The Pittsburgh Steelers and Arizona Cardinals will try to be No. 1; NBC will try to quit being No. 4.

Crowds will gather, parties will linger, food and drinks will be consumed. People will talk about football (a lot) and other things.

"I just watch for the commercials," admitted Jennifer Celotta. "And the halftime show."

On Sunday, she'll also be watching a special hourlong episode of "The Office," which she co-wrote and co-produced.

By the time that starts, viewers will have seen a lot. That includes:

• Pre-game music. Faith Hill sings "God Bless America"; Jennifer Hudson sings the national anthem.

• The halftime show, with Bruce Springsteen.

• Those commercials, with advertisers stretching for attention. One company hopes to pass out 125 million pairs of 3-D glasses. They can be used to watch two commercials (for the movie "Monsters vs. Aliens" and for SoBe Lifewater) and, the next night, to watch a 3-D "Chuck."

• And the Super Bowl itself, which is suddenly finding surprises.

TEAM UPSETS

For a stretch, the New England Patriots simply dominated. Last year they were strong favorites for the Super Bowl championship — their fourth in seven years. "If the Patriots had won ... I'm not sure there's quite the mystery," said Cris Collinsworth, one of NBC's pre-game analysts.

Instead, the New York Giants pulled a 17-14 upset. "None of us would have thought the Giants were going to win the Super Bowl," said commentator John Madden. "That's the great thing about it."

This year, the upsets have continued.

The Super Bowl, with Madden and Al Michaels in the booth and Andrea Kremer on the sidelines, will decide which former underdog is champion: the Steelers or the Cardinals.

'THE OFFICE'

Later that night, "The Office" will pull out the stops because in most parts of the country, it is being screened right after the post-game show. (In Hawai'i, the sitcom airs at 9 p.m.
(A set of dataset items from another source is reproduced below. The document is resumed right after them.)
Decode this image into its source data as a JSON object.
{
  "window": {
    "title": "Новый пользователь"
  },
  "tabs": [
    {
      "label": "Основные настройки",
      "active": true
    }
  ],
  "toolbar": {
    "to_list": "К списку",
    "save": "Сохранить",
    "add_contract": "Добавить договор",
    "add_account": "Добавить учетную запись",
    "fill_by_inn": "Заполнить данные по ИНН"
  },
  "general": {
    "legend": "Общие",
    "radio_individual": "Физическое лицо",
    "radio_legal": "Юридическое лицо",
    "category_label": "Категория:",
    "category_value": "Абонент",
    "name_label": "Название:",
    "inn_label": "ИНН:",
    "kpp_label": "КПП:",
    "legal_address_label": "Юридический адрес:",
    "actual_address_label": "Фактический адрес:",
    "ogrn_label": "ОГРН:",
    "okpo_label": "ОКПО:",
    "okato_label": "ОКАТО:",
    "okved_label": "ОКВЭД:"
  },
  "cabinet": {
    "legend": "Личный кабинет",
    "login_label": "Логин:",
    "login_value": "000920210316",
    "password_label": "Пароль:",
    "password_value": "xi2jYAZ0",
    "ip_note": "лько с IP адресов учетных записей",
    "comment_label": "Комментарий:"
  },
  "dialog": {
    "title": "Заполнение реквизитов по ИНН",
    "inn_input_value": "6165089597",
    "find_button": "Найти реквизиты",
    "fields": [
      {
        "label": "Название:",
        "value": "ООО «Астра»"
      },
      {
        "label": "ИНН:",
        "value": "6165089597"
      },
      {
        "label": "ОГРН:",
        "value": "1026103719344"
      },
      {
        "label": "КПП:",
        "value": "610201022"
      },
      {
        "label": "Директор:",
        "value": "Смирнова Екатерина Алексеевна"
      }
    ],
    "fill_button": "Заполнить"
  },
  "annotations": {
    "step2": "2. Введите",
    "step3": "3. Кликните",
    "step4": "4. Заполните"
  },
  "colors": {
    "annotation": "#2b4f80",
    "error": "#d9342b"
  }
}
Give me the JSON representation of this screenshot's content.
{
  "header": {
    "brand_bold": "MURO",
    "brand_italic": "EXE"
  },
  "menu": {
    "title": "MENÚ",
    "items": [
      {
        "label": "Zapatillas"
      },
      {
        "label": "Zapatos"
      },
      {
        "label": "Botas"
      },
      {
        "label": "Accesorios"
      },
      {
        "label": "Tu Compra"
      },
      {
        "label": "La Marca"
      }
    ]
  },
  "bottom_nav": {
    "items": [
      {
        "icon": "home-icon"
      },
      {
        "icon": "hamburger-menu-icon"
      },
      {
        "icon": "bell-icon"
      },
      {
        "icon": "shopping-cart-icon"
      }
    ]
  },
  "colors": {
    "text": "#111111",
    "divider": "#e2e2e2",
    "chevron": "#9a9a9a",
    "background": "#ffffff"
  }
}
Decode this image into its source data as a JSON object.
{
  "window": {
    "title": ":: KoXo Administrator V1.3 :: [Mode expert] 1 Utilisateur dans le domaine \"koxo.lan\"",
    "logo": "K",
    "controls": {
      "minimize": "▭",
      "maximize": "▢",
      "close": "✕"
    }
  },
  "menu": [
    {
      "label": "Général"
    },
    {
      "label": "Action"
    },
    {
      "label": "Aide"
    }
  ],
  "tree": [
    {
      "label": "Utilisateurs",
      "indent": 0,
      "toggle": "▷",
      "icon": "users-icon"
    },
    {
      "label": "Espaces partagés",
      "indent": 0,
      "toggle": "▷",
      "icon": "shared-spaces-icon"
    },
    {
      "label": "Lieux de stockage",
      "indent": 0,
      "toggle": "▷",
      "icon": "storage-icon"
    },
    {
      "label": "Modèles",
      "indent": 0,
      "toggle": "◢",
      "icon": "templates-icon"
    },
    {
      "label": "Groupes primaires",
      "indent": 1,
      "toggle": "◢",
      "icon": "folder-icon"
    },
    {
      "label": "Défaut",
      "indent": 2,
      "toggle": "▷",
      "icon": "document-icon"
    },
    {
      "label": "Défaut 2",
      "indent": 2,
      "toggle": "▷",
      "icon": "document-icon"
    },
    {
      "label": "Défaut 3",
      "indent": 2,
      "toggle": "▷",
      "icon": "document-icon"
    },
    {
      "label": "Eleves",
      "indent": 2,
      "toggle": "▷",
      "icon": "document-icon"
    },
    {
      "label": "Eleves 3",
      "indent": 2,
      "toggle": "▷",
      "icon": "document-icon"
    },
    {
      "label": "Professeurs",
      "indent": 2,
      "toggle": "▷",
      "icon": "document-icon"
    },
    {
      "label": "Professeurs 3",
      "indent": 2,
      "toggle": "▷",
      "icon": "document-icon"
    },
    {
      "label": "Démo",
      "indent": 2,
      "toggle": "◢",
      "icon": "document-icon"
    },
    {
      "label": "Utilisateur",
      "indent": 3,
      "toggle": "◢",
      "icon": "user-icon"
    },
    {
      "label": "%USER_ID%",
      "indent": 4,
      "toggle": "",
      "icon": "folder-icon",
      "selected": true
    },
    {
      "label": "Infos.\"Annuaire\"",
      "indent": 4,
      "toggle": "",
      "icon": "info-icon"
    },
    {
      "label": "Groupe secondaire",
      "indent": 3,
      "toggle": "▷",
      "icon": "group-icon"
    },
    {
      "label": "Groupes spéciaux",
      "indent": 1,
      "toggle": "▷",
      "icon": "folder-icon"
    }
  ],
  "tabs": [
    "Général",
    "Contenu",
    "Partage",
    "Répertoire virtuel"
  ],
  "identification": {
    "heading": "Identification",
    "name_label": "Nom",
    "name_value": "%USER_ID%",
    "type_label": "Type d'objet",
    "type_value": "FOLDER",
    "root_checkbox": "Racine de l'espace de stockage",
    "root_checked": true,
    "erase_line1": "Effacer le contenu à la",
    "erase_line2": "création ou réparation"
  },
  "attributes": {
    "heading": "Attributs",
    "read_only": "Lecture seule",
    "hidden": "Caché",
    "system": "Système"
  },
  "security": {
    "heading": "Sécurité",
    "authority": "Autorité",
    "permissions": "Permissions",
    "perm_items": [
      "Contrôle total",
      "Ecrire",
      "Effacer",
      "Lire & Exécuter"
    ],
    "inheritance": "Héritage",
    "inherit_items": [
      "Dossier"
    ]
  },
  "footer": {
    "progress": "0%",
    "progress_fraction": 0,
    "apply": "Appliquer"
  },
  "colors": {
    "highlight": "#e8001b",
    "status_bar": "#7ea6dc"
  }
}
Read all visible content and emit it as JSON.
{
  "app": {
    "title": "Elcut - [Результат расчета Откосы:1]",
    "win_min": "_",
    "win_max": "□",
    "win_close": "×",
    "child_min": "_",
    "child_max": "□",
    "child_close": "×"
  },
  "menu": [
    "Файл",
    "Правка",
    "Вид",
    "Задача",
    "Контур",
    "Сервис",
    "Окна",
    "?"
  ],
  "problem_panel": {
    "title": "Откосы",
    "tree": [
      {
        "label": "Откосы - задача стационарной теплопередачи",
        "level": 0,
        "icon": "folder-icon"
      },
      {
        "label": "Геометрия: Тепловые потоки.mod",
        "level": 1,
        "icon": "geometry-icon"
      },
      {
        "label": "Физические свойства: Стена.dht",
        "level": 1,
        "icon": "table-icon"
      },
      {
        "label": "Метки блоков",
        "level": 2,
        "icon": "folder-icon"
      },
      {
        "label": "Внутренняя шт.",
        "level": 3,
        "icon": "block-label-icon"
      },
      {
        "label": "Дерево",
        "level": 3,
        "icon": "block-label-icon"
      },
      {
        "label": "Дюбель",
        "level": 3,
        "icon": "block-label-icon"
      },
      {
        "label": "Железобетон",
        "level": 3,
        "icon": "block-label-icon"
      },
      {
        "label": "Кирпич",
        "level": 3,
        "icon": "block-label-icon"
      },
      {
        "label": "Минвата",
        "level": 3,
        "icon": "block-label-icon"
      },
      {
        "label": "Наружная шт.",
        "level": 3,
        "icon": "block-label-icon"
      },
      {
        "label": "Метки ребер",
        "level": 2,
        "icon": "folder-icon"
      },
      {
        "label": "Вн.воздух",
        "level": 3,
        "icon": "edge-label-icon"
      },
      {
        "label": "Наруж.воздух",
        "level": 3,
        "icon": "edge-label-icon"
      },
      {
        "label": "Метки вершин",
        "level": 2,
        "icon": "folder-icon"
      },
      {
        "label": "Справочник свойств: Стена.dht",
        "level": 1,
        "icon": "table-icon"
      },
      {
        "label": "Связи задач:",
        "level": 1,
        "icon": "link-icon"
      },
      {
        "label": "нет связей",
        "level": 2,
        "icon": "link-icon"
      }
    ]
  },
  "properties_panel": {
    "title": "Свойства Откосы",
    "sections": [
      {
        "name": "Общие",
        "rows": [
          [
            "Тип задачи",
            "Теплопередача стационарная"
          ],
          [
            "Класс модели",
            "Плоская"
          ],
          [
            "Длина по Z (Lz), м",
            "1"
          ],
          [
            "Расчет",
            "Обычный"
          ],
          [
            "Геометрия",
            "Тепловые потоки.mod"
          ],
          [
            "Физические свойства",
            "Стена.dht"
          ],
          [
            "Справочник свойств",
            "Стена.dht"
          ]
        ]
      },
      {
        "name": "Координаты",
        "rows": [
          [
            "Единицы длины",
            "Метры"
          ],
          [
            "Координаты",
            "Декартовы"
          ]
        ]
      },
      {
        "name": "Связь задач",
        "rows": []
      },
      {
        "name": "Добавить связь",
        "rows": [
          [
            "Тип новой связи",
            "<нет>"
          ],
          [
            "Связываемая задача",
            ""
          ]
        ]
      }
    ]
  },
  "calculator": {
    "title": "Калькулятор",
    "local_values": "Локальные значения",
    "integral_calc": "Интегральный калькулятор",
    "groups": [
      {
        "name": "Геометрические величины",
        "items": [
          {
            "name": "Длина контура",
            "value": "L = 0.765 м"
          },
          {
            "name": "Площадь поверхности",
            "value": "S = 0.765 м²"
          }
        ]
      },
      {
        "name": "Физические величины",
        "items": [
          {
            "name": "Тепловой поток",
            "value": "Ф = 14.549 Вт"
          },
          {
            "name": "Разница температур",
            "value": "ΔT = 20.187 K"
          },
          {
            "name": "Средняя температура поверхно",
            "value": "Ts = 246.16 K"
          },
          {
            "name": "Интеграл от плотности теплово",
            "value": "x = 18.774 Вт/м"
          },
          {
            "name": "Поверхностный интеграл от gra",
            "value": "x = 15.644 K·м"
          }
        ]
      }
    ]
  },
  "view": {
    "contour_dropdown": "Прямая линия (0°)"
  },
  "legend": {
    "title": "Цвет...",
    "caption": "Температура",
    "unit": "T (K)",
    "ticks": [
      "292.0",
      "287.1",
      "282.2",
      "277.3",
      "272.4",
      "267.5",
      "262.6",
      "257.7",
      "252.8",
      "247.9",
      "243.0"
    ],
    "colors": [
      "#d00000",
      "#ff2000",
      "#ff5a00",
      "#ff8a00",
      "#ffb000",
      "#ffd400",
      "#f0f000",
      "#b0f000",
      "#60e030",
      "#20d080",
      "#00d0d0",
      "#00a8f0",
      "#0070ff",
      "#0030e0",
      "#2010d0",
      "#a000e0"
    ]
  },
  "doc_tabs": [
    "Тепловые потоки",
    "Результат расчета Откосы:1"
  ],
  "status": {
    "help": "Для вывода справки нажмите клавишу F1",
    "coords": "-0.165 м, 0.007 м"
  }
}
Sunday.)

"It was a little off-putting at first," said producer Greg Daniels.

His show is sometimes subtle, but Daniels decided this is a time to go for large laughs. "The country's in the mood for a good laugh," he said.

This should be an episode that will keep "Office" fans happy, he figured, but it must also work with people who know nothing about the show.

So the hour will start with something big, Celotta said. "Dwight is incensed that nobody pays any attention to his disaster-preparedness talk ... So he starts a fire in the office."

There are bigger moments ahead, she said. "Pam and Jim and Andy are illegally downloading a movie."

This provided a chance to create a six-minute parody of a bad movie.

Ben Silverman, co-chairman of NBC Entertainment, talked Jessica Alba into doing the mini-movie, with Jack Black and Cloris Leachman.

The entire hour was directed by Jeffrey Blitz (best-known for the Oscar-nominated documentary "Spellbound"), but he gave the mini-movie a different look.

"It was done on film (instead of videotape), which makes everything different," said Paul Lieberstein, the episode's primary writer (and Toby on the show). "You need an hour to light a show. And you only do three takes; lots of times on the show, we'll do 20."